Reagan has suggested that the federal government take over full funding of Medicaid, while the states take food stamps and the federal share of Aid to Families with Dependent Children.

Among the governors, considerable interest was shown in alternatives drafted by Matheson and Georgia Gov. George Busbee (D). Matheson would have the federal government take over Medicaid and keep food stamps and AFDC, at least for now, with the states using their Medicaid savings to finance a negotiated list of federal programs.

Busbee would also keep food stamps in federal hands, but would have the states take over AFDC and Medicaid payments for AFDC recipients. The federal government, in turn, would assume the state share of Medicaid for the aged, blind and disabled.

The biggest concession made by the administration today was on the financing of the trust fund that would handle the four-year transition of some 40 domestic programs from federal to state control. Originally, Reagan suggested it be financed by about $11 billion of federal excise taxes and $17 billion from the oil windfall profits tax.

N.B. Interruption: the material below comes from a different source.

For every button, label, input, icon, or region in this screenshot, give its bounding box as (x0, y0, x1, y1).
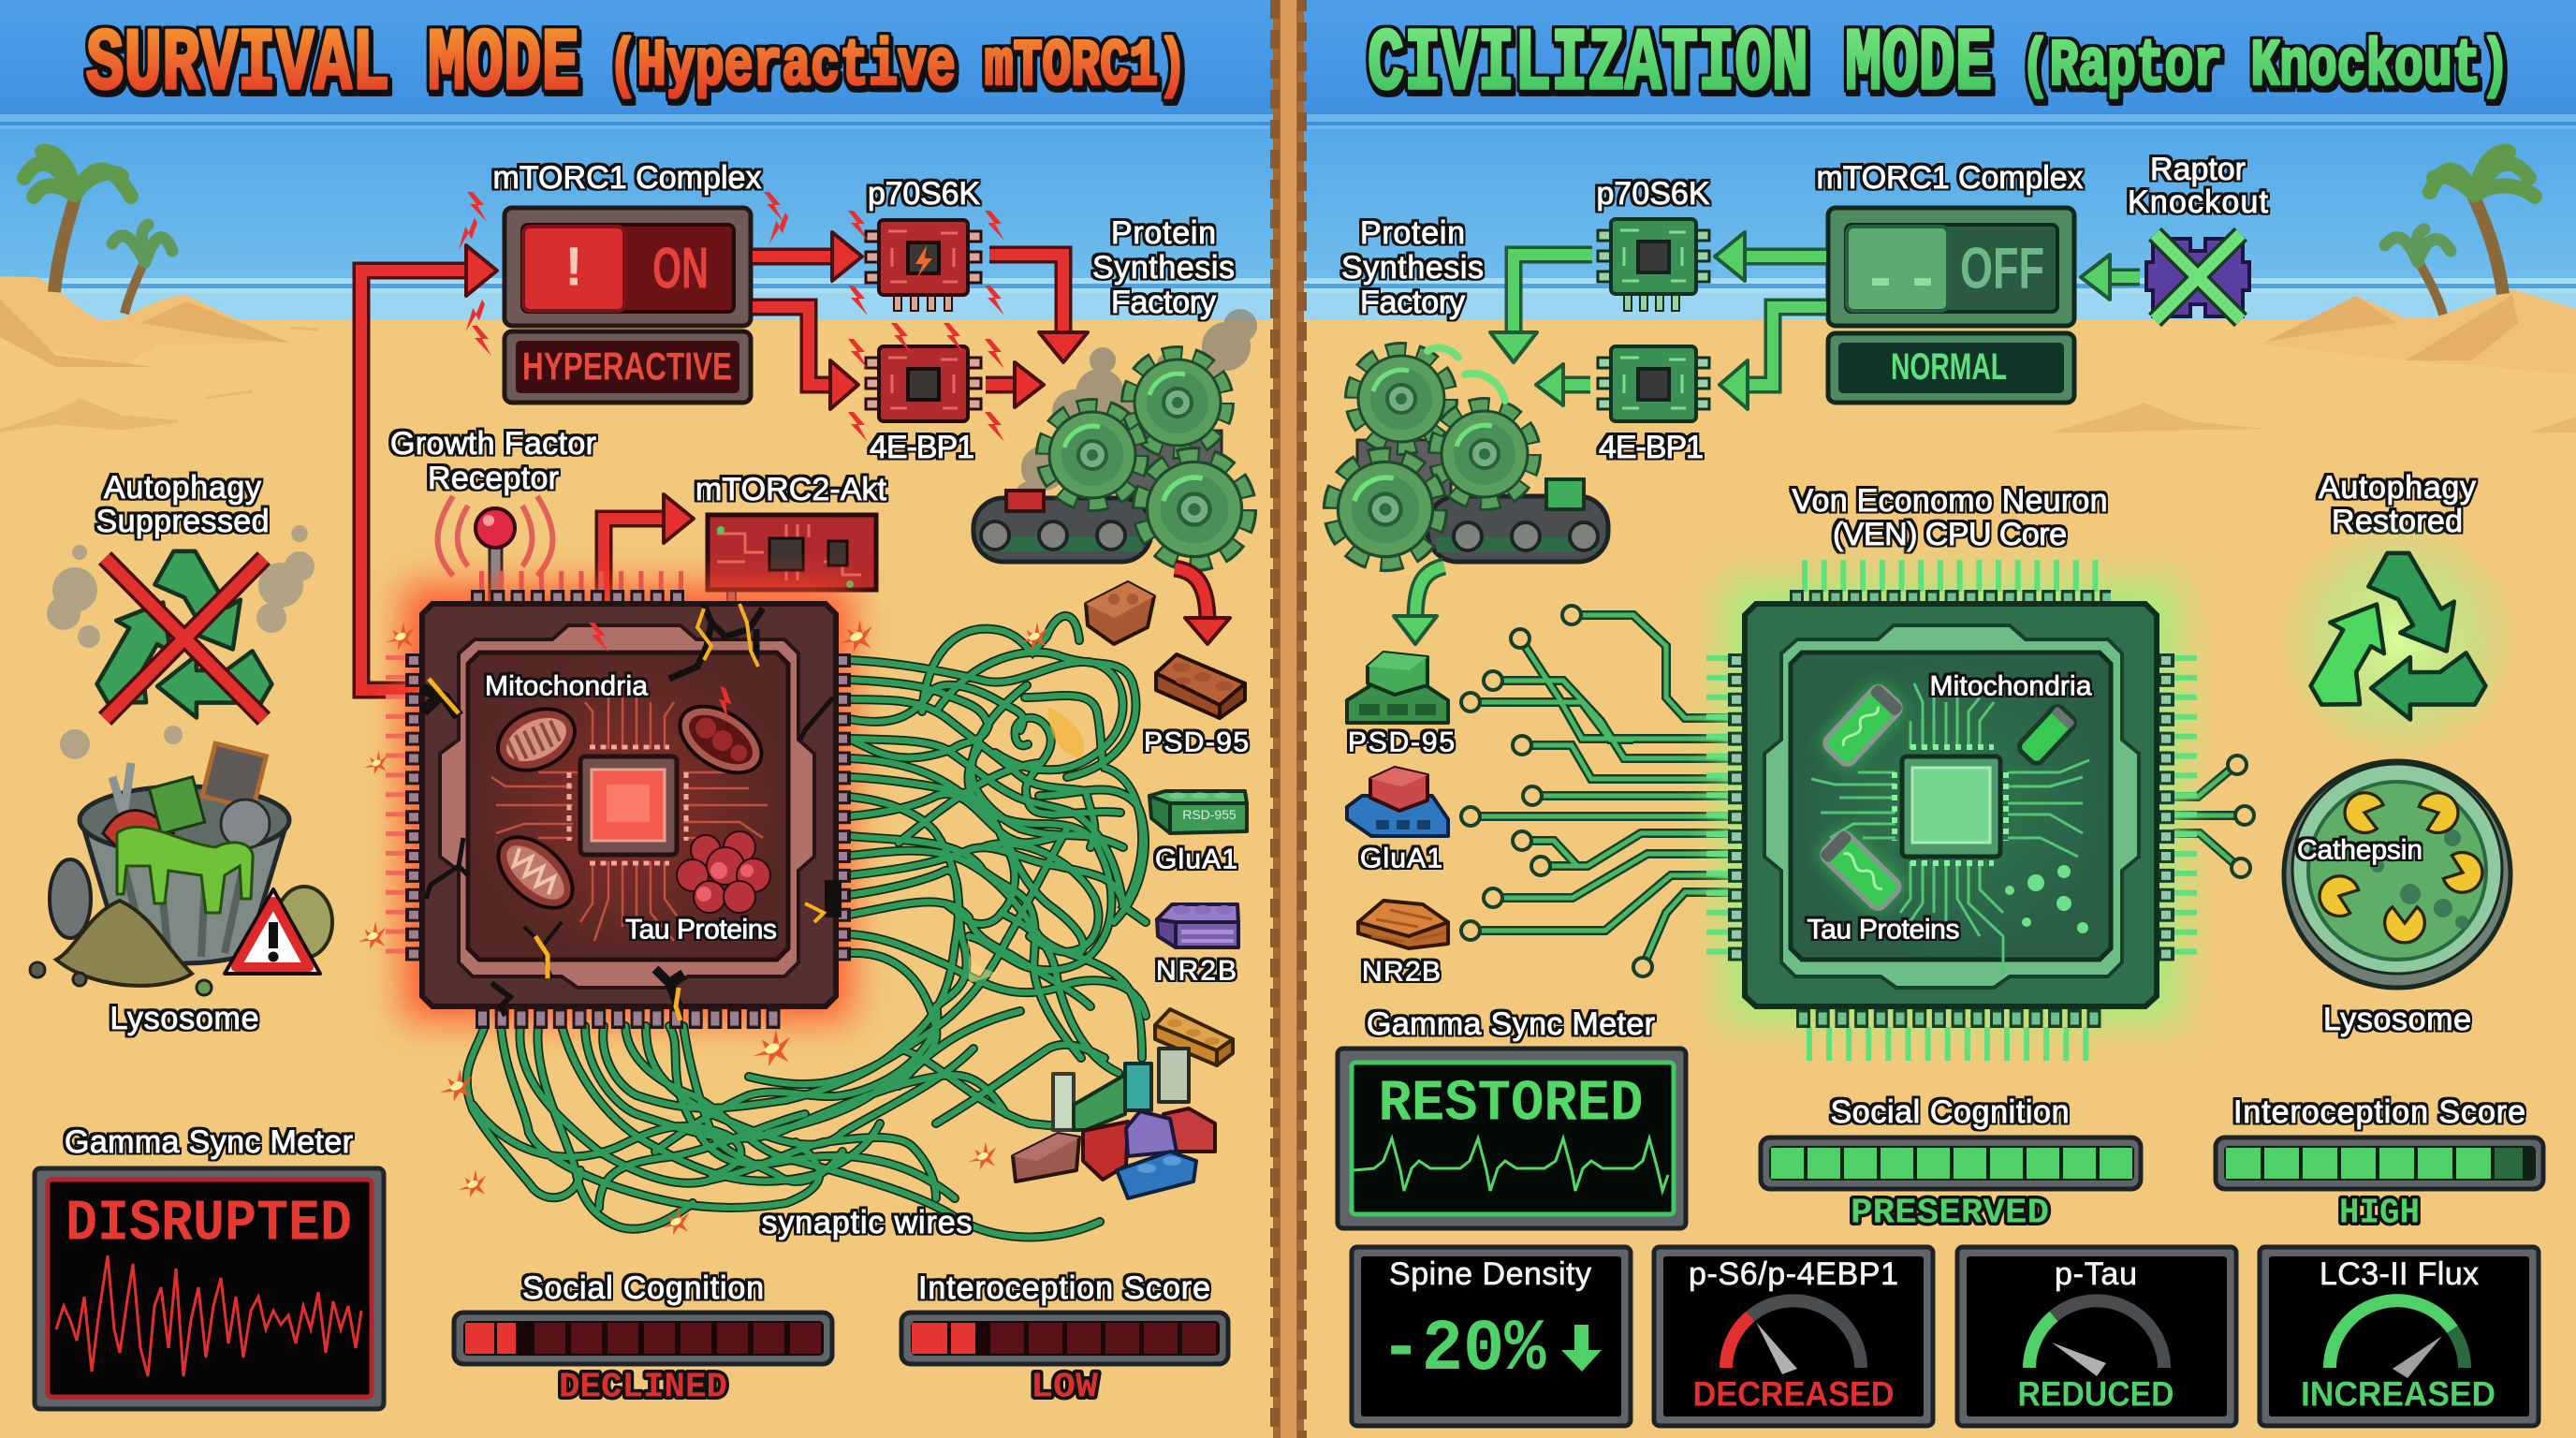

States complained that the windfall tax would expire by 1991 and leave them holding the bag. Stockman and Williamson repeatedly said Reagan was ready to consider "other alternatives" on that, mentioning specifically and favorably a proposal by Sen. David F. Durenberger (R-Minn.) that would use federal income tax revenues, instead of the windfall profits taxes, for the fund.

The legislators' resolution praising Reagan came after heavy lobbying by White House aides. They were able to pick up support from southern Democrats while holding Republican legislators solidly in line behind the resolution that gave qualified support to the administration's federalism initiative.

A Democrat, Richard S. Hodes, the majority leader of the Florida House, sponsored the resolution. He made it clear he was doing so even though he had some strong reservations.

Industrial state Democratic legislators had tried to tie the federalism issue to the controversy over the Reagan cuts.

"There's crystal disaster facing all of us down the road," said New York Assemblyman William F. Passannante (D). He urged unsuccessfully that they call for reductions in military spending, a restructuring of the administration's corporate tax program and an end to cuts in domestic programs.

But, clearly, the $10 billion in cuts in federal aid to state and local governments were of concern to both Republicans and Democrats. NCSL President Ross Doyen, the Republican president of the Kansas Senate, had joined with Passannante in a statement released earlier this month, saying the legislators could not accept the new cuts Reagan proposed because they would have an "adverse effect on our ability to cope with citizen needs."

Yesterday, South Carolina Gov. Richard W. Riley (D) told Stockman that unless Reagan curbs federal deficits, he is just offering the states "borrowed dollars to meet real responsibilities."

When Stockman replied that "if we make the federalism initiative hostage to a balanced budget, we will have a long wait coming," New Hampshire Gov. Hugh Gallen (D) accused him of "changing the philosophy of your party" that deficits are dangerous.